The answer to the first question is a bit more involved.

Barrels have a long history in beer and wine. Millennia have passed with very few changes or advances in the art of coopering. Barrels are still largely put together by hand with rudimentary tools, by skilled craftsmen and artists whose very existence should be celebrated in the form of a national holiday. (Even Beauty Queens get an entire week in August and not a single one of them has come through on their promises for bikini-clad world peace.)

Wood has an amazing impact on beer. It can impart a wide array of flavors and aromas. It can alter the beer’s texture. It can act as a home for microbes looking to get messed up on some beer sugars. Or it can simply act as a container for the beer to slowly mature in. No other material can have the same effects on beer and this is why beer has been sloshing around in barrels for centuries now. It is very much a part of the storied craft beer tradition and I’m very fortunate to play a part in it.
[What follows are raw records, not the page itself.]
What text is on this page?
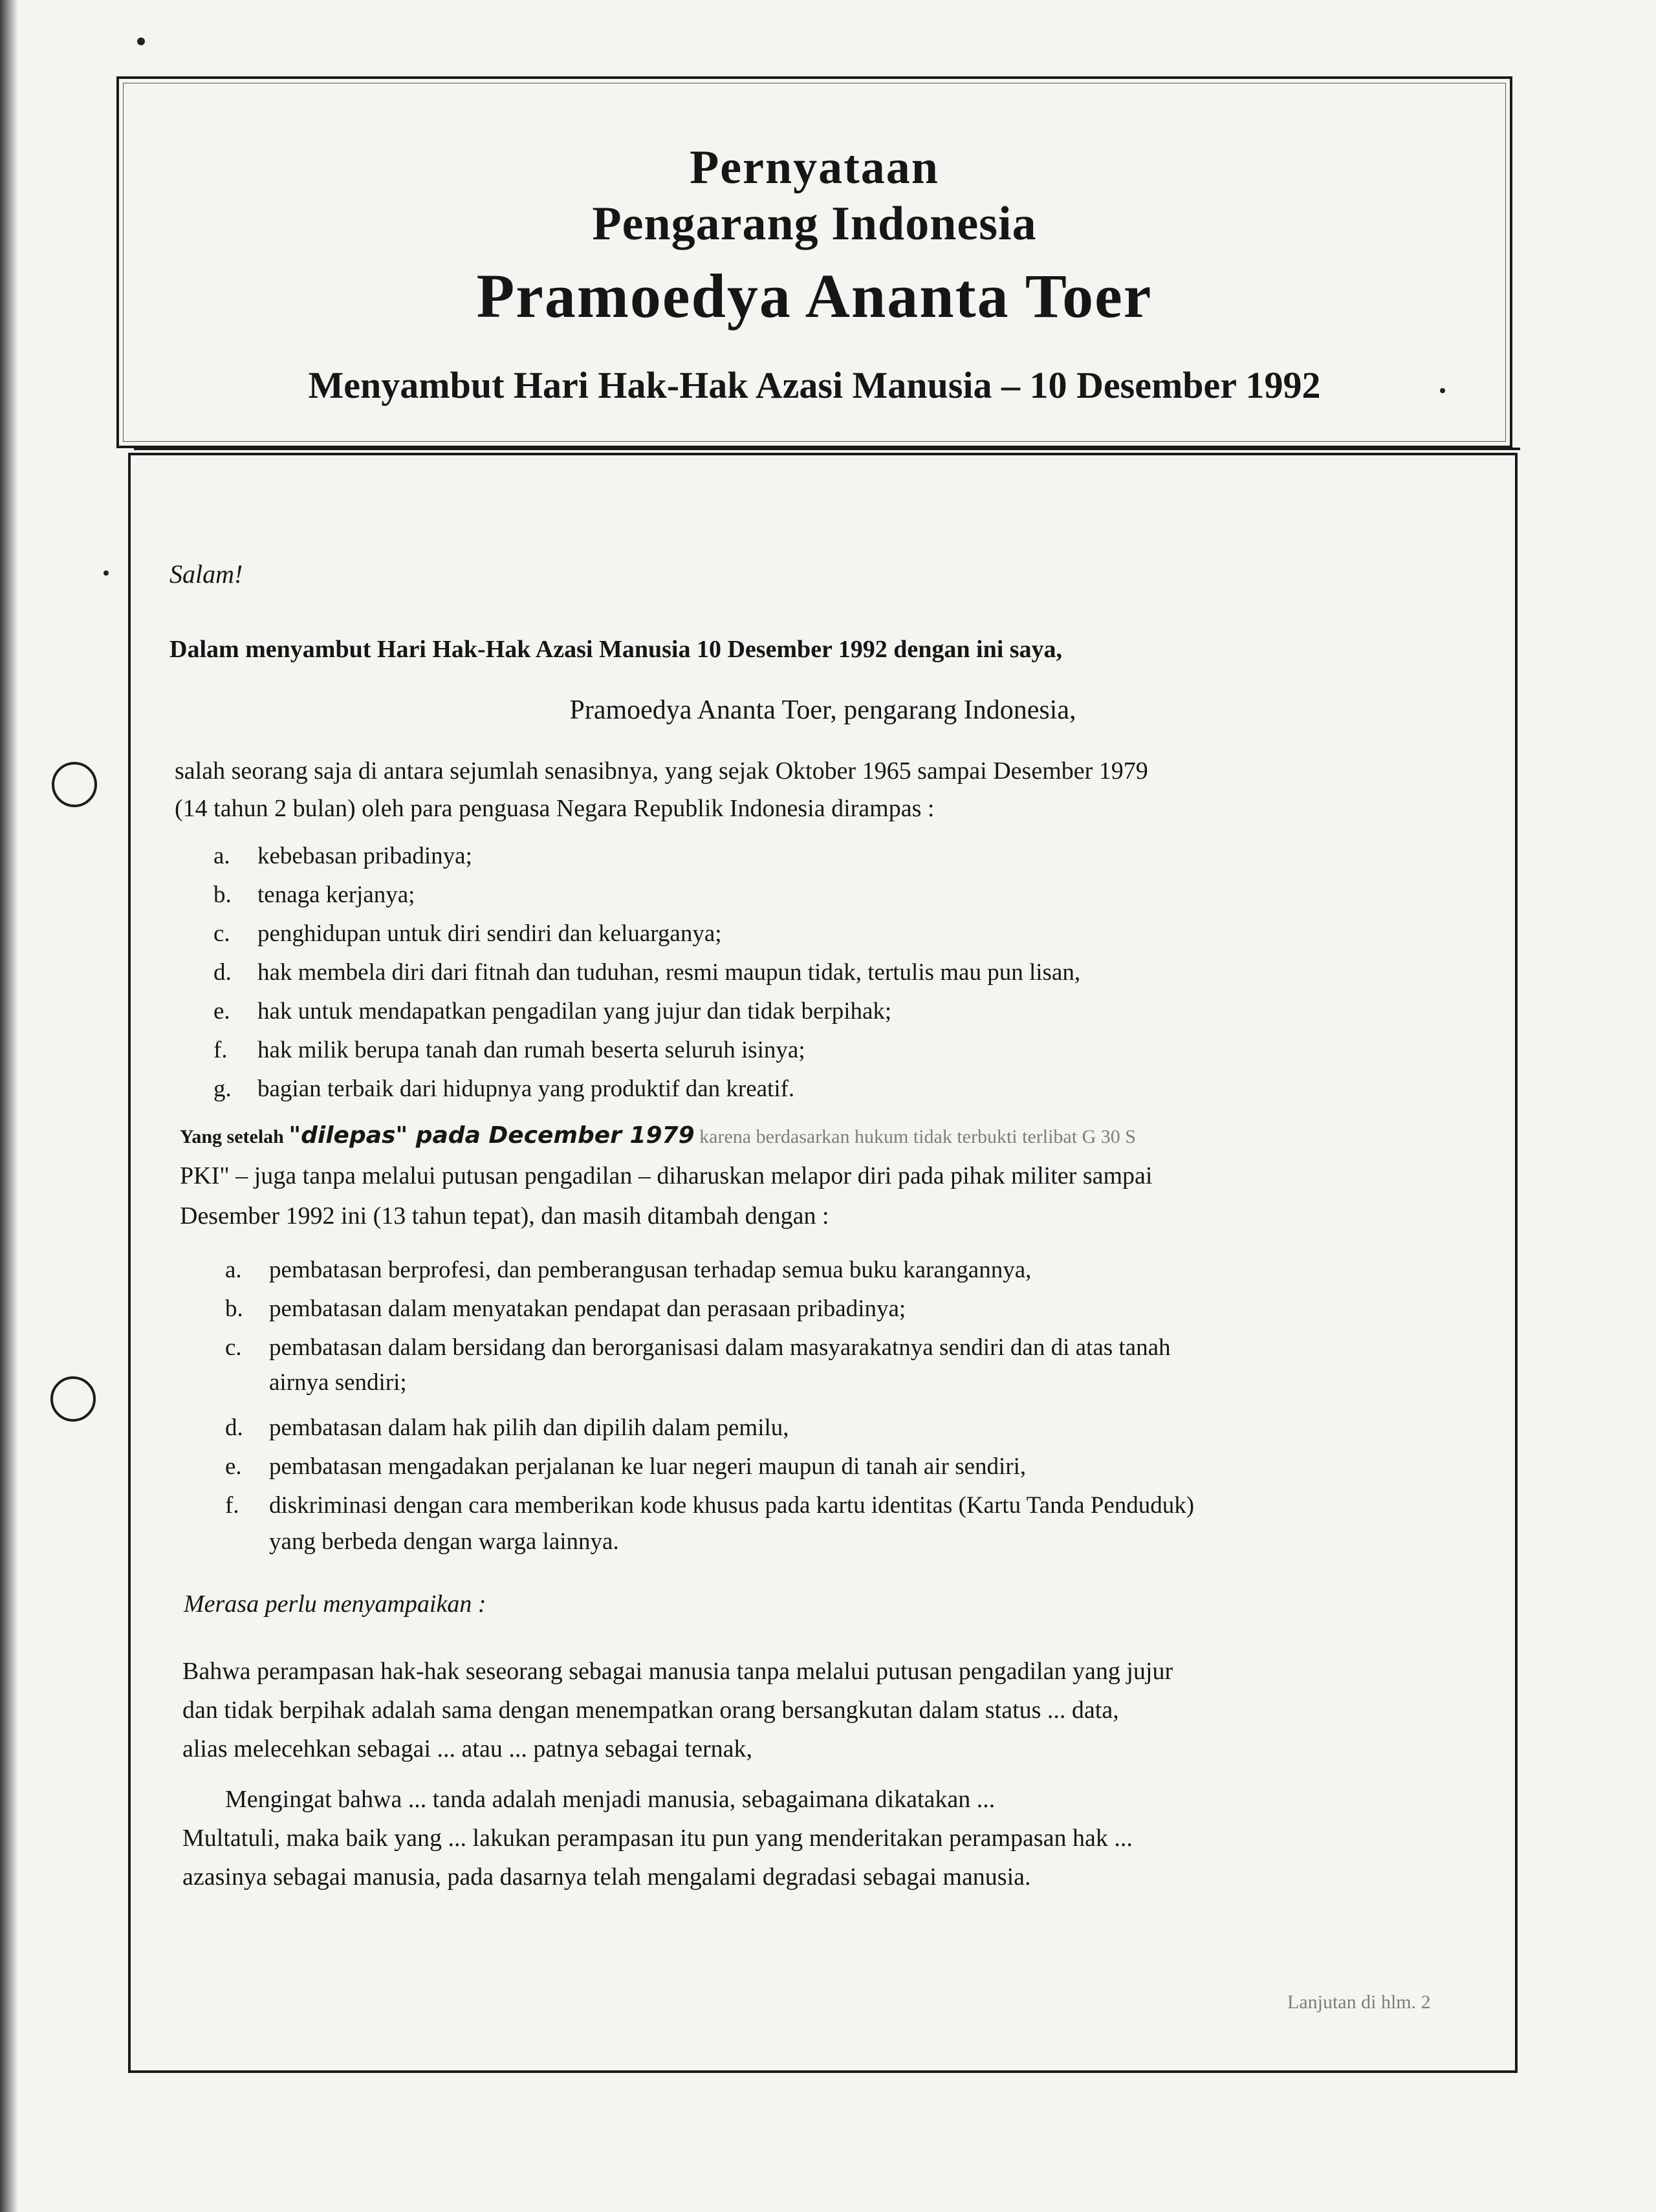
Pernyataan
Pengarang Indonesia
Pramoedya Ananta Toer
Menyambut Hari Hak-Hak Azasi Manusia – 10 Desember 1992
Salam!
Dalam menyambut Hari Hak-Hak Azasi Manusia 10 Desember 1992 dengan ini saya,
Pramoedya Ananta Toer, pengarang Indonesia,
salah seorang saja di antara sejumlah senasibnya, yang sejak Oktober 1965 sampai Desember 1979
(14 tahun 2 bulan) oleh para penguasa Negara Republik Indonesia dirampas :
a. kebebasan pribadinya;
b. tenaga kerjanya;
c. penghidupan untuk diri sendiri dan keluarganya;
d. hak membela diri dari fitnah dan tuduhan, resmi maupun tidak, tertulis mau pun lisan,
e. hak untuk mendapatkan pengadilan yang jujur dan tidak berpihak;
f. hak milik berupa tanah dan rumah beserta seluruh isinya;
g. bagian terbaik dari hidupnya yang produktif dan kreatif.
Yang setelah "dilepas" pada December 1979 karena berdasarkan hukum tidak terbukti terlibat G 30 S
PKI" – juga tanpa melalui putusan pengadilan – diharuskan melapor diri pada pihak militer sampai
Desember 1992 ini (13 tahun tepat), dan masih ditambah dengan :
a. pembatasan berprofesi, dan pemberangusan terhadap semua buku karangannya,
b. pembatasan dalam menyatakan pendapat dan perasaan pribadinya;
c. pembatasan dalam bersidang dan berorganisasi dalam masyarakatnya sendiri dan di atas tanah
airnya sendiri;
d. pembatasan dalam hak pilih dan dipilih dalam pemilu,
e. pembatasan mengadakan perjalanan ke luar negeri maupun di tanah air sendiri,
f. diskriminasi dengan cara memberikan kode khusus pada kartu identitas (Kartu Tanda Penduduk)
yang berbeda dengan warga lainnya.
Merasa perlu menyampaikan :
Bahwa perampasan hak-hak seseorang sebagai manusia tanpa melalui putusan pengadilan yang jujur
dan tidak berpihak adalah sama dengan menempatkan orang bersangkutan dalam status ... data,
alias melecehkan sebagai ... atau ... patnya sebagai ternak,
Mengingat bahwa ... tanda adalah menjadi manusia, sebagaimana dikatakan ...
Multatuli, maka baik yang ... lakukan perampasan itu pun yang menderitakan perampasan hak ...
azasinya sebagai manusia, pada dasarnya telah mengalami degradasi sebagai manusia.
Lanjutan di hlm. 2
My day to day is rarely routine. Some days I’m racking the contents of puncheon barrels into smaller sized wine barrels, or maybe adding some cocoa nibs and vanilla bean to some bourbon barrels. Other days have me receiving barrel shipments, taking samples, or performing mini-blends. My mop has also become a close friend.

As a fan of The Bruery you may have noticed that we are in the middle of a substantial expansion process right now. As I mentioned above, our barreled beer program is roughly doubling in size this year and it’s not like it was the runt of the litter to begin with. Nearly half our production goes through my warehouse at some point and in the coming months I plan on sharing more about what we do here and about barrels in general. So keep pouring glasses of Oude Tart, Sour in the Rye, Anniversary, and Black Tuesday, because I promise you, we’ve got more on the way. Until then, I swear to keep a watchful eye on them for ya.